Mata kecokelatan sayu Husna mulai berkaca-kaca. "Mbak Ning … saya nggak apa-apa." Husna tersenyum lembut.

Ingin rasanya Salma memutar waktu, lalu ia akan berbuat hal yang lebih baik, berhenti melakukan kecerobohan dan kebandelan-kebandelan itu.

"Semua akan berlalu," lanjut Husna, "Bukankah ustadzah sering menasihati kita? Dunia ini fana. Suka, duka, sakit, senang, hanya hawadits yang akhirnya pasti kembali adam. Lenyap," ujar Husna dengan suara bergetar. 

Dia kini bisa mengucapkan kalimat yang panjang. Bagaimana Husna bisa melakukannya kalau bukan karena tekanan jiwa yang teramat dahsyat? Setitik bening menetes di ujung mata Husna.

Salma menggigit bibir bawahnya.

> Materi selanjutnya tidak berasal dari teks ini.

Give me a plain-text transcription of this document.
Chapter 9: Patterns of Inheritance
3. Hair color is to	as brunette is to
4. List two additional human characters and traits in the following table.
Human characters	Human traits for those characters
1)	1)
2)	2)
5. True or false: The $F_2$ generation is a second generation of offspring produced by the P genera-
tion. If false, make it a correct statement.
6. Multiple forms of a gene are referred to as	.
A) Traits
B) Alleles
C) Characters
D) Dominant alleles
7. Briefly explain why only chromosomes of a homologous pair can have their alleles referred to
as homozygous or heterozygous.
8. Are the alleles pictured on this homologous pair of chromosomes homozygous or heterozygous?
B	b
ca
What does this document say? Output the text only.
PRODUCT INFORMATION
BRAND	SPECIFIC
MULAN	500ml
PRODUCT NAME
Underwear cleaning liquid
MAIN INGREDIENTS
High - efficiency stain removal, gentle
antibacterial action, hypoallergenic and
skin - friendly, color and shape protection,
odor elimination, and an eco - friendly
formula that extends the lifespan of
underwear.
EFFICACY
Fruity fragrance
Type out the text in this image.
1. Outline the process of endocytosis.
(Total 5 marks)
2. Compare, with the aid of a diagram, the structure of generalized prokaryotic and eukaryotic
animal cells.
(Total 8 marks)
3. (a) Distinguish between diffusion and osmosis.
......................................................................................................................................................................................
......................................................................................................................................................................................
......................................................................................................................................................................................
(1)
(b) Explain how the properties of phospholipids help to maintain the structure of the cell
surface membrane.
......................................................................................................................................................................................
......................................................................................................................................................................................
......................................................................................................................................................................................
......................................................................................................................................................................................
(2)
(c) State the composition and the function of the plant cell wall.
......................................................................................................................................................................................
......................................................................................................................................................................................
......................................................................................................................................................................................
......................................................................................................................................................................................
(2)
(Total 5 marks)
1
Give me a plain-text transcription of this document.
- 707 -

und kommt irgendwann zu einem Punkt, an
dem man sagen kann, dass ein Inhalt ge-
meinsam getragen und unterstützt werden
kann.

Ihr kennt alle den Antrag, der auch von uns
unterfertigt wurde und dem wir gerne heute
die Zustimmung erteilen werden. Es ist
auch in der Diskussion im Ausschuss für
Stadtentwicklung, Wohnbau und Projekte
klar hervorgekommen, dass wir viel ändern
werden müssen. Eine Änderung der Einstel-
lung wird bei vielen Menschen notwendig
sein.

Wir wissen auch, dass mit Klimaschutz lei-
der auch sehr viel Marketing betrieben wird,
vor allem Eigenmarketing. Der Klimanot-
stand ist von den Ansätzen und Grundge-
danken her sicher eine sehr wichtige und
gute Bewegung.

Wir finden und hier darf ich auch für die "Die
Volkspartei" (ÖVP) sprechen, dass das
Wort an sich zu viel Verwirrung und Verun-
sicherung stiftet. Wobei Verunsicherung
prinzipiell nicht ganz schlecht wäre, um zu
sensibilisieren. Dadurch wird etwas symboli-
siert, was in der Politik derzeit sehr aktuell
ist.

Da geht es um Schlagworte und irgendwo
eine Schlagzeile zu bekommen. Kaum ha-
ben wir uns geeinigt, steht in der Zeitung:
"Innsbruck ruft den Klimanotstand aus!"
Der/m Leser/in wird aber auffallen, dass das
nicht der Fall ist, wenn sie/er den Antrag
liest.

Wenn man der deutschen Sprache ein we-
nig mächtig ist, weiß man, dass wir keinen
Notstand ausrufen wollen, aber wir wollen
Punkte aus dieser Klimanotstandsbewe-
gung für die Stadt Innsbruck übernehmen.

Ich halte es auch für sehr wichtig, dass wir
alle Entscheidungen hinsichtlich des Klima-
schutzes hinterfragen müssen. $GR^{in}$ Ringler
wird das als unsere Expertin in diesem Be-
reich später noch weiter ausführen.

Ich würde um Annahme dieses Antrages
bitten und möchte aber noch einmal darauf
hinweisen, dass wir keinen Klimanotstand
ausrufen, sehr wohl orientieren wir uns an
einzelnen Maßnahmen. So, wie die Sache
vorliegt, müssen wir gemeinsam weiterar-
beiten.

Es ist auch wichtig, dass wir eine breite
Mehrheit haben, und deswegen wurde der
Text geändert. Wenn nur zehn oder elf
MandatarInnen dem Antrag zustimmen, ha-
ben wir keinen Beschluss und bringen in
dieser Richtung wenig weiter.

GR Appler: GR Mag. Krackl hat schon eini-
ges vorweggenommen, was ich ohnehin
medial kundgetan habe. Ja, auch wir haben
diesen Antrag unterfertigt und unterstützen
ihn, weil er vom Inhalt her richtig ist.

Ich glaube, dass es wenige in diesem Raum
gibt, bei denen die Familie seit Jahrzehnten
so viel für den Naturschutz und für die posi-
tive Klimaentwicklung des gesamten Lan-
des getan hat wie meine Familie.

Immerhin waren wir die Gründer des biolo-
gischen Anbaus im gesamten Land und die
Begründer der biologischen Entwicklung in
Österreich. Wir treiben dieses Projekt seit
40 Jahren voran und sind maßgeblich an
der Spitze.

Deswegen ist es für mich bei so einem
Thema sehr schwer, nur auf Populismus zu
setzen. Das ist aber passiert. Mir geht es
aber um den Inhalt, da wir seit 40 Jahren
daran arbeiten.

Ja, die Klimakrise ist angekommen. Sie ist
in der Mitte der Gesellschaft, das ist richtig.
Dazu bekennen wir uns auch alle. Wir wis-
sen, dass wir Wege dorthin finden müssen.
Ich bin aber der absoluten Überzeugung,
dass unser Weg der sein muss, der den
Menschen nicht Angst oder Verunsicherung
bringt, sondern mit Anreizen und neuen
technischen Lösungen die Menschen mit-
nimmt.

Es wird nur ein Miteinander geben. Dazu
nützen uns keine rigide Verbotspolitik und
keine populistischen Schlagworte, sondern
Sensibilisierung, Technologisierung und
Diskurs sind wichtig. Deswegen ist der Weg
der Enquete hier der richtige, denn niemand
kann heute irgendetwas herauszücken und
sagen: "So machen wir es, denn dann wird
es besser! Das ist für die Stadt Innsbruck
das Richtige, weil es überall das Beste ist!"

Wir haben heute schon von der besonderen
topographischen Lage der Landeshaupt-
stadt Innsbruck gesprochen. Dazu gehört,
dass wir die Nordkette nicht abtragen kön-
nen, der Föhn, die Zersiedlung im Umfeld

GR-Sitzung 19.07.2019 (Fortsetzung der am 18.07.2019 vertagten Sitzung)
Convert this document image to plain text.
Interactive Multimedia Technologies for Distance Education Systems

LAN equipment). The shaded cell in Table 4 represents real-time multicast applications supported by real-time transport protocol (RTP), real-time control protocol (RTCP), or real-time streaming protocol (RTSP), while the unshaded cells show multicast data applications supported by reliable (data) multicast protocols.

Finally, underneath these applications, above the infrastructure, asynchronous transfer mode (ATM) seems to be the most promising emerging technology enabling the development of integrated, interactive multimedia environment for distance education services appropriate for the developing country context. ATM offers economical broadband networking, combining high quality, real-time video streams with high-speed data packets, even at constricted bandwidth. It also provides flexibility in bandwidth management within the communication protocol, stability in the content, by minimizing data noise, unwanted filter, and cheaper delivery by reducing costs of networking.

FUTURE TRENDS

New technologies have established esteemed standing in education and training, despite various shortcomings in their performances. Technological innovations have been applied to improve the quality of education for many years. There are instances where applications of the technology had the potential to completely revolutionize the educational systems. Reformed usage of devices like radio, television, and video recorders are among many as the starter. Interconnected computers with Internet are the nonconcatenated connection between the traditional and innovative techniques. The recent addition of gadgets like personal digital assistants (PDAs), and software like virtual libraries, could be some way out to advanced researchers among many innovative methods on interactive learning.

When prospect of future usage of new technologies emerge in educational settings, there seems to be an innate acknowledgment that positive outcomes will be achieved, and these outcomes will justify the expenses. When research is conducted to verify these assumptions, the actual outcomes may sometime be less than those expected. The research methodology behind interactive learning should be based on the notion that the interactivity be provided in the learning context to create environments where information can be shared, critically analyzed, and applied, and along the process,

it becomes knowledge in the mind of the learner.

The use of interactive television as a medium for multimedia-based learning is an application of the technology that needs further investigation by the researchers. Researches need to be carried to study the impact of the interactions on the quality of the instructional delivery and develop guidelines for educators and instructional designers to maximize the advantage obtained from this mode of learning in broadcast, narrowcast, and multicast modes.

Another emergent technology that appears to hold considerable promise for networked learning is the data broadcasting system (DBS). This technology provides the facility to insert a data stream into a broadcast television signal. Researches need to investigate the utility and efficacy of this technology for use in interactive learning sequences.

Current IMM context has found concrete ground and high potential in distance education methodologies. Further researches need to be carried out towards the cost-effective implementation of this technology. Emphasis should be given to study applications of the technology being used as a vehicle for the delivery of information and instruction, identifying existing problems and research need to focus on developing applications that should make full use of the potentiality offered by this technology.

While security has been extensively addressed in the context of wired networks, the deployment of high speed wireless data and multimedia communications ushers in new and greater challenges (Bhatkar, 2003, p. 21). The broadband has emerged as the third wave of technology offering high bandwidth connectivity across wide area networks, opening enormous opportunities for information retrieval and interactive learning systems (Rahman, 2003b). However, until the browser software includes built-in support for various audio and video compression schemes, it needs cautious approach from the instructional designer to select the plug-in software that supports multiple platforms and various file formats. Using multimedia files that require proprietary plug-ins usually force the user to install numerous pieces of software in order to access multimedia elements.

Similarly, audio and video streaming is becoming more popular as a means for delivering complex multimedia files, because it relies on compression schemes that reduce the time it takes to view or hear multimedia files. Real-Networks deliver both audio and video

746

Ia seketika mencondongkan tubuh dan berusaha memeluk saudari tersayangnya. Meskipun, kesulitan sebab pasta henna.

Dadanya sesak. Hatinya terasa ngilu. Mereka kini terjebak jeratan takdir kusut yang entah kapan bisa terurai. 

"Mbak Ning … kita berusaha ikhlas, yuk?" 

Usapan lembut tangan Husna pada punggung Salma membuat air mata tak lagi terbendung. Salma terisak.

"Mbak Ning … yang ikhlas, ya? Bukankah terkadang manusia begitu membenci sesuatu padahal baik untuknya? Sebaliknya, sangat memuja sesuatu yang ternyata buruk baginya. Kita serahkan saja pada Allah."

Salma tak mampu berkata-kata. Tekanan kuat membuat Husna berubah. Sakit, pastinya sakit.

"Iya, Dik. Maafkan aku … Maafkan aku."

Salma sangat menyesali perbuatannya. Tapi, ia masih belum bisa benar-benar menerima semua ini. Cintanya kepada Ishak terlampau dalam.